In current GWAS, SNPs but not indels are interrogated. Therefore, it is unknown to what extent indel cis-eQTLs can tag the GWAS association signals. It was suggested that indels cis-eQTLs are more likely to be functional than SNPs cis-eQTLs22,23. Thus, we searched for indel cis-eQTLs in high LD with these GWAS eSNPs. At the cis-eQTL cutoff P value < 10−2, 1,282 indel cis-eQTLs are in high LD (r2 ≥ 0.7) with 1,007 SNP cis-eQTLs (21.7.6%) out of 4,643 GWAS eSNPs. A total of 688 indel cis-eQTLs display perfect LD (r2 = 1) with 582 SNP cis-eQTLs in at least one population, which accounts for 12.5% of all GWAS eSNPs.
Taken together, we demonstrated that SNP and indel cis-eQTLs are significantly enriched around TSS, where population-shared cis-eQTLs display more intensive enrichment than population-specific cis-eQTLs. Furthermore, around one third of the NHGRI cataloged GWAS SNPs are cis-eQTLs in our LCL cis-eQTLs database, which are associated with more than three quarters of investigated human diseases and traits. A substantial proportion of these GWAS eSNPs can be tagged by indel cis-eQTLs, suggesting that indel cis-eQTLs may fundamentally contribute to the GWAS association signals.
PExFInS: A pipeline searching for functional variants
Based on the above findings, cis-eQTLs, especially the previously neglected indel cis-eQTLs, are literally important taggers for GWAS SNPs. Therefore, integrating SNP cis-eQTLs and indel cis-eQTLs with GWAS SNPs could facilitate the identification of causal variants or causal genes.

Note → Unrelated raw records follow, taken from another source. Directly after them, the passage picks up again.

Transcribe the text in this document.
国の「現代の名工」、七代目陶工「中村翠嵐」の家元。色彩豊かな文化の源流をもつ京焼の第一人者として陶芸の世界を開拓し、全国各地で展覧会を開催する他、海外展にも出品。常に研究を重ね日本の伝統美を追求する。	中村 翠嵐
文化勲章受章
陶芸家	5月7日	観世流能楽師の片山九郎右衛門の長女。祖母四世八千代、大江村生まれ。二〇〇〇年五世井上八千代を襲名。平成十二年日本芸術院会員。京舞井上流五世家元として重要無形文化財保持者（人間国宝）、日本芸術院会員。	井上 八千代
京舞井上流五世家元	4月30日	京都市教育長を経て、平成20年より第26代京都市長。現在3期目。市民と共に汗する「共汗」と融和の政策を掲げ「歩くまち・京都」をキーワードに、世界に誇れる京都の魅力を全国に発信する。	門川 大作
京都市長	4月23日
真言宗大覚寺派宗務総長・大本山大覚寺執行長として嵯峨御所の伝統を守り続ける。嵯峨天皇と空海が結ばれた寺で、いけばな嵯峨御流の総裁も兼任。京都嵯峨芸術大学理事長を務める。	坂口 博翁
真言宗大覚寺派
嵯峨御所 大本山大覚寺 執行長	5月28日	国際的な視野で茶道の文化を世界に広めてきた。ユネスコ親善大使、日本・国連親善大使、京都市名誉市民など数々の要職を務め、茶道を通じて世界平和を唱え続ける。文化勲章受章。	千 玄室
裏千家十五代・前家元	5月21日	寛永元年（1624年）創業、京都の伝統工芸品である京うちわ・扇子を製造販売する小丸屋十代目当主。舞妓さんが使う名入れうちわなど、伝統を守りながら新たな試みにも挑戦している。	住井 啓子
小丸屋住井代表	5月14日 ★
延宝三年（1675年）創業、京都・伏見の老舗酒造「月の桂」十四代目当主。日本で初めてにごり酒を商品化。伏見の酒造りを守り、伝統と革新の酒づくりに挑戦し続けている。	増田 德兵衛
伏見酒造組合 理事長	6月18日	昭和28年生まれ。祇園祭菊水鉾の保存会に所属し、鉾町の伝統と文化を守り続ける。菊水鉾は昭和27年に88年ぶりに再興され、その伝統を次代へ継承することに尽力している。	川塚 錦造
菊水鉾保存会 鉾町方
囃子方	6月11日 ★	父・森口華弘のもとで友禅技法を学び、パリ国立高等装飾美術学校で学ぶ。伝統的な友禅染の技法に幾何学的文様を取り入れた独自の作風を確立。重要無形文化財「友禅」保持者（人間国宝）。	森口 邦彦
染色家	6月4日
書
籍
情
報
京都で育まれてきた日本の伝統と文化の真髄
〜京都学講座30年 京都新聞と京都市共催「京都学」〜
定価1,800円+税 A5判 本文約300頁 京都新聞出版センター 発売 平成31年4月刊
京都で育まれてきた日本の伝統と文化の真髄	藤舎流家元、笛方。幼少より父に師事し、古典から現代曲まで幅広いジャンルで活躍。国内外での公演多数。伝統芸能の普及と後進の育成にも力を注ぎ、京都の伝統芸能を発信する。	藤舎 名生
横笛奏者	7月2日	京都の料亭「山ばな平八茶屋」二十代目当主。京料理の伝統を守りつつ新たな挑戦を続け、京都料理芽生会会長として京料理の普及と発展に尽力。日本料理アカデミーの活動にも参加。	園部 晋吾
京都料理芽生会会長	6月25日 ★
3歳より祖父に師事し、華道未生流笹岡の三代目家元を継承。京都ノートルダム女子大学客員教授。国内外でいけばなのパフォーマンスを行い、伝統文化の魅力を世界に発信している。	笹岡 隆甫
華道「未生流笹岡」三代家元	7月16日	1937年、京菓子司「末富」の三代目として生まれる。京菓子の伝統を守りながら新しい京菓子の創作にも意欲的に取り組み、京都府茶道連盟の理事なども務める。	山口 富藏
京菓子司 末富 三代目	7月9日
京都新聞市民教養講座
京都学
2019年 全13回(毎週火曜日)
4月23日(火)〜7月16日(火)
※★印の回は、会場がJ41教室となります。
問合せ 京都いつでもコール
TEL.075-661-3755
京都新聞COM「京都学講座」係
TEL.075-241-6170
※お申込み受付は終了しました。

Meanwhile, the functional information encoded by GWAS SNPs and their taggers, such as regulatory features from the Ensembl regulatory database, will be conducive to the discovery of functional or causal variant(s) for human diseases. We developed a pipeline, PExFInS to integrate the newly-generated LCL cis-eQTL data, as well as publicly available cis-eQTL datasets derived from lung tissues24, liver tissues14, human monocytes25, dendritic cells26 and blood27. Additionally, splicing cis-eQTLs and protein cis-eQTLs generated in LCLs28,29 have also been incorporated into the pipeline.
PExFInS can be utilized to search for high LD variants, including SNPs and previously unexplored indels, with user-queried SNPs using the genotyping data from the 1 KG data of phase 1 release (1,092 individuals) or the latest phase 3 release (2,504 individuals). The high LD variants are then mapped to cis-eQTLs and Ensembl regulatory regions, thereby the functional relevance of user-queried SNPs can possibly be revealed. The strategy is illustrated in Fig. 4. The high LD variant 3 localized in an Ensembl regulatory region and also a LCL cis-eQTL can be prioritized as a potentially functional variant, which can tag the GWAS SNP of interest and be brought forward for replication in another cohort. Additionally, the gene whose expression is correlated with genotypes of variant 3 can be applied for functional validation in molecular biology or cellular biology studies.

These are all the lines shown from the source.